OBE 1967; MRCS 1930; FRCS by election 1975; MB BS London 1932; FRCGP 1968; LRCP 1930.

Born
16 April 1905
Hendon
Died
22 February 1976
Occupation
General practitioner

Details

Allen James Whitaker, the fifth son of Dr James Smith Whitaker who was formerly a family doctor in Great Yarmouth, was born in Hendon on 16 April 1905. His father, having been the first medical secretary of the British Medical Association, became senior medical officer at the Ministry of Health on its creation in 1919 and was knighted one year before his retirement in 1932.

Allen was the seventh child in a family of eight and was educated at University College School before entering University College, London. He then went to University College Hospital where he qualified in 1930, holding resident appointments there and at Kingston General Hospital. He entered general practice in Guildford with his brother, Donald Faraday Whitaker, in 1932, and practised there for forty years. He was notable as a dedicated general practitioner and he also took a special interest in the orthopaedic department of the Royal Surrey County Hospital where he worked for thirty years.

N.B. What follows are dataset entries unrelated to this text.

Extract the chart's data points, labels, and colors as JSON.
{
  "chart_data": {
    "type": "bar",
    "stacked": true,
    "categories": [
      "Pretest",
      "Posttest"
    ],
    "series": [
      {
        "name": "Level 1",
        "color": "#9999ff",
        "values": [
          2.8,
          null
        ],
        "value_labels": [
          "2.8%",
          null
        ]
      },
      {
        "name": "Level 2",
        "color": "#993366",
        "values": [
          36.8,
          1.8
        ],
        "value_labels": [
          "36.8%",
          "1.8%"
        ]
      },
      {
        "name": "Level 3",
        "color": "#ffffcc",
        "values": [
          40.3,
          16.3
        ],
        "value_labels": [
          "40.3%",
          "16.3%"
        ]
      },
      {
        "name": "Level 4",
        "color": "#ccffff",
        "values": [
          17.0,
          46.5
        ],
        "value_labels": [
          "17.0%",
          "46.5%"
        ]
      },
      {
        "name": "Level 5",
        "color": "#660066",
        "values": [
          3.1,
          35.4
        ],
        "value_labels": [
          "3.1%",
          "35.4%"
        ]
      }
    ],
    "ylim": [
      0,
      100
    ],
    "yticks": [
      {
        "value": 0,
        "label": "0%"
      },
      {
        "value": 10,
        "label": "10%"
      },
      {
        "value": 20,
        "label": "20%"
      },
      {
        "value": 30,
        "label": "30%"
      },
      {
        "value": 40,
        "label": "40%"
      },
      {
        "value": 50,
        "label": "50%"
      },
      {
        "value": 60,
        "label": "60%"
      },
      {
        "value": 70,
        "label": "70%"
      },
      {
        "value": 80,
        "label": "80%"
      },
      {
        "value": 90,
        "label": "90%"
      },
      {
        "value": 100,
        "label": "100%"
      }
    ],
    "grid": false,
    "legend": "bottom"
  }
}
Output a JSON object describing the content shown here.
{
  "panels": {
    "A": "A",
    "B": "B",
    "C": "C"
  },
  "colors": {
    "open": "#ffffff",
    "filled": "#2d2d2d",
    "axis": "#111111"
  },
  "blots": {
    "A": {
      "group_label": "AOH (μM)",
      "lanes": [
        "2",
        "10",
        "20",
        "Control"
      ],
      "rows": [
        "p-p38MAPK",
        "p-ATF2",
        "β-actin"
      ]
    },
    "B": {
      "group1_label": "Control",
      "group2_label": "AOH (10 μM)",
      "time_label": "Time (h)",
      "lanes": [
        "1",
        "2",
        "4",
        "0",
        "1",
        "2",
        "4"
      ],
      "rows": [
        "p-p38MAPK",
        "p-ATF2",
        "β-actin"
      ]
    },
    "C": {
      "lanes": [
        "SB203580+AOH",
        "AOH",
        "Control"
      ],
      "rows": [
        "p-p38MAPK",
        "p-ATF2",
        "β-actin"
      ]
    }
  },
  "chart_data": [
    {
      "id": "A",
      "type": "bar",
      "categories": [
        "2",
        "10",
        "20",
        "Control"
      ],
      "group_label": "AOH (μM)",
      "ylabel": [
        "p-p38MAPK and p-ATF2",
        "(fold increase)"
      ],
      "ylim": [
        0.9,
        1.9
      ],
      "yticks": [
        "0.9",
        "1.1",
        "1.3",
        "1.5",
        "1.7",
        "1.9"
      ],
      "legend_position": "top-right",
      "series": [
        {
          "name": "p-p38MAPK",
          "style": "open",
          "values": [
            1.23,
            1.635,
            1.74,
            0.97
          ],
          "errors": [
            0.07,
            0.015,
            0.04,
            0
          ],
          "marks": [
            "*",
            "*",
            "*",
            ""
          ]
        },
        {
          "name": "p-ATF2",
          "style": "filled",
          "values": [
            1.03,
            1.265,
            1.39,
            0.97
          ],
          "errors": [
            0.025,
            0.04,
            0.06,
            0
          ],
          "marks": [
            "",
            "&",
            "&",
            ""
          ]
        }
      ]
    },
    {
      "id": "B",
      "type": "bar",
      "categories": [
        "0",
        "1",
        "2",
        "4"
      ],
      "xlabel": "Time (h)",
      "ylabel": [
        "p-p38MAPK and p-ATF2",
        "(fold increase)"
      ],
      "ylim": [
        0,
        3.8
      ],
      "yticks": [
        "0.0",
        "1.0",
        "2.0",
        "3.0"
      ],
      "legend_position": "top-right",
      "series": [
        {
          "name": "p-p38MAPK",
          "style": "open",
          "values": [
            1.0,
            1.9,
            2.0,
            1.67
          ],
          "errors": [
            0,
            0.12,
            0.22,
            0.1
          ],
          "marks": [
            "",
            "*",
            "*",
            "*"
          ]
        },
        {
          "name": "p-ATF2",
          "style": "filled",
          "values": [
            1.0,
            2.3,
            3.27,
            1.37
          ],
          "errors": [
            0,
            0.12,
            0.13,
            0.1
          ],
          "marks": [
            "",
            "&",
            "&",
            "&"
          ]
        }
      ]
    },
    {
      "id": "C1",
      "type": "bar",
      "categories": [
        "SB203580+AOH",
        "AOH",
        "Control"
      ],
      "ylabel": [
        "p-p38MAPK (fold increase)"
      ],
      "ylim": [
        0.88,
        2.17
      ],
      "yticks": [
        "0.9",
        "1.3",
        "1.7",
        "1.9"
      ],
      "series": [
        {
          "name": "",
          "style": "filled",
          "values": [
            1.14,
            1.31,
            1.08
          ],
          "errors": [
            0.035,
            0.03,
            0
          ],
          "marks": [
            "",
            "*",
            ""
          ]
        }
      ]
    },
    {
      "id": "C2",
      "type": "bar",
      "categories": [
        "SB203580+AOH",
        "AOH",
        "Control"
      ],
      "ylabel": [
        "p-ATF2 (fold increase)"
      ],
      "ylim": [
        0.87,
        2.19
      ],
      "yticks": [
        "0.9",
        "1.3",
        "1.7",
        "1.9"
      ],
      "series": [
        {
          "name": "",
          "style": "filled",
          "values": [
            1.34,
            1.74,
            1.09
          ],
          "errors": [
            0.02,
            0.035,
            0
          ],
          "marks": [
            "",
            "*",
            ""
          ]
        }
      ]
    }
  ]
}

During the second world war he served as a Surgeon-Lieutenant RNVR and was mentioned in dispatches. On demobilisation he returned to his practice where, as senior partner, he planned and developed an outstanding purpose-built and independent surgery premises in Guildford. He was active in medical politics at the local level, was Chairman of the Guildford division of the BMA in 1957 and was particularly interested in postgraduate medical education. He was a member of the South West London and Surrey Local Medical Committees and was a founder member of the Royal College of General Practitioners, later serving on its council. He thereby became the co-opted GP member of the Royal College of Surgeons Council for five years, at the end of which period he was elected to the FRCS. He had married Dr Barbara G C Clarke in 1934, herself a general practitioner, and they had three daughters two of whom are in medical practice. When he died at his home on 22 February 1976 he was survived by his wife and daughters, Annette, Diana and Rosalind.

Sources used to compile this entry: [Brit med J 1976, 1, 591; The Times 6 March 1976; The Surrey Advertiser 27 February 1976].